Researchers have been trying to pinpoint the biological roots of intelligence for decades. More than 25 years ago, a weak correlation was found between IQ and overall brain size. Others have suggested that level of intelligence is due to the size of the frontal lobe. Now, however, a common view is that more subtle characteristics are likely to be involved, such as the speed at which nerve impulses travel in the brain, or the number of neuronal connections present.

This study challenges that idea, suggesting that the volume of certain brain regions may have an effect after all.Richard Haier from the University of California, Irvine, and colleagues used magnetic resonance imaging to measure the amount of grey matter in the brains of 47 adults, who also took standard IQ tests.

Scoring the brain
The researchers divided the brain into sections and imaged the amount of grey matter in each one. Grey matter is a diffuse network of brain regions thought to be involved in information processing.

It is rich in nerve cell bodies and looks grey to the naked eye.They found that people with high IQ scores had significantly more grey matter in 24 of the regions than people with lower scores.
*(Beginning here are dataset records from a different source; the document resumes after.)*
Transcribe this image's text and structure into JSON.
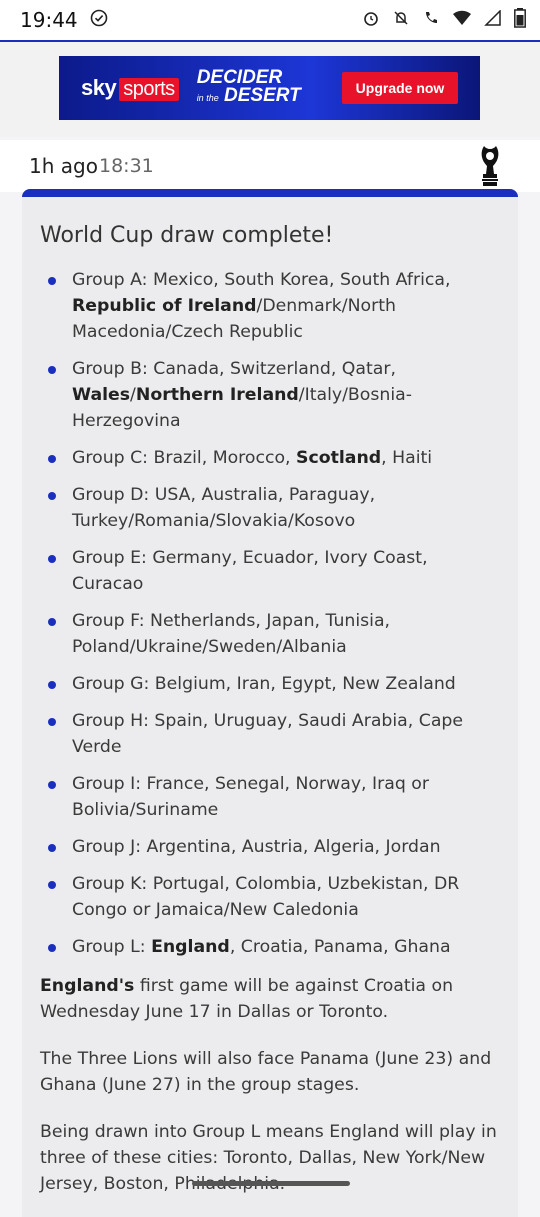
{
  "status": {
    "time": "19:44"
  },
  "ad": {
    "brand_sky": "sky",
    "brand_sports": "sports",
    "headline_line1": "DECIDER",
    "headline_small": "in the",
    "headline_line2": "DESERT",
    "cta": "Upgrade now"
  },
  "post": {
    "relative_time": "1h ago",
    "clock_time": "18:31"
  },
  "article": {
    "title": "World Cup draw complete!",
    "groups": [
      {
        "pre": "Group A: Mexico, South Korea, South Africa, ",
        "bold": "Republic of Ireland",
        "post": "/Denmark/North Macedonia/Czech Republic"
      },
      {
        "pre": "Group B: Canada, Switzerland, Qatar, ",
        "bold": "Wales",
        "mid": "/",
        "bold2": "Northern Ireland",
        "post": "/Italy/Bosnia-Herzegovina"
      },
      {
        "pre": "Group C: Brazil, Morocco, ",
        "bold": "Scotland",
        "post": ", Haiti"
      },
      {
        "pre": "Group D: USA, Australia, Paraguay, Turkey/Romania/Slovakia/Kosovo"
      },
      {
        "pre": "Group E: Germany, Ecuador, Ivory Coast, Curacao"
      },
      {
        "pre": "Group F: Netherlands, Japan, Tunisia, Poland/Ukraine/Sweden/Albania"
      },
      {
        "pre": "Group G: Belgium, Iran, Egypt, New Zealand"
      },
      {
        "pre": "Group H: Spain, Uruguay, Saudi Arabia, Cape Verde"
      },
      {
        "pre": "Group I: France, Senegal, Norway, Iraq or Bolivia/Suriname"
      },
      {
        "pre": "Group J: Argentina, Austria, Algeria, Jordan"
      },
      {
        "pre": "Group K: Portugal, Colombia, Uzbekistan, DR Congo or Jamaica/New Caledonia"
      },
      {
        "pre": "Group L: ",
        "bold": "England",
        "post": ", Croatia, Panama, Ghana"
      }
    ],
    "para1_bold": "England's",
    "para1_rest": " first game will be against Croatia on Wednesday June 17 in Dallas or Toronto.",
    "para2": "The Three Lions will also face Panama (June 23) and Ghana (June 27) in the group stages.",
    "para3": "Being drawn into Group L means England will play in three of these cities: Toronto, Dallas, New York/New Jersey, Boston, Philadelphia."
  },
  "colors": {
    "accent": "#1b2fbf",
    "ad_red": "#e8132b",
    "card_bg": "#ececee"
  }
}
Many of the areas, which are spread throughout the brain, are known to be related to memory, attention and language. Their results are reported online in Neuroimage1.

Haier believes that different aspects of intelligence might depend on the amount of grey matter in these different brain regions.

"This may be why one person is quite good at mathematics and not so good at spelling, and another person, with the same IQ, has the opposite pattern of abilities," he says. However, Haier and his colleagues also found that only about 6% of the total grey matter in the brain seems to be related to IQ. Nerve cells in these particular areas may work to allow the brain to process information more efficiently, suggests Haier.

"There is a constant cascade of information being processed in the entire brain, but intelligence seems related to an efficient use of relatively few structures, where the more grey matter the better," he says.

Cautious reception

The finding is intriguing, according to Robert Plomin, who studies intelligence at the Institute of Psychiatry, King's College London.

Out of all the possible brain characteristics that could be linked to intelligence, "it's surprising to find that the simplest of all these measures, brain-region size, is the most highly correlated," he says. That said, the correlation is not huge, he adds. Intelligence researcher John Duncan from the Cognition and Brain Sciences Unit at Cambridge adds a further note of caution, pointing out that it is still possible the correlation the researchers saw is due to chance. "It's difficult to say exactly what the study means," he says.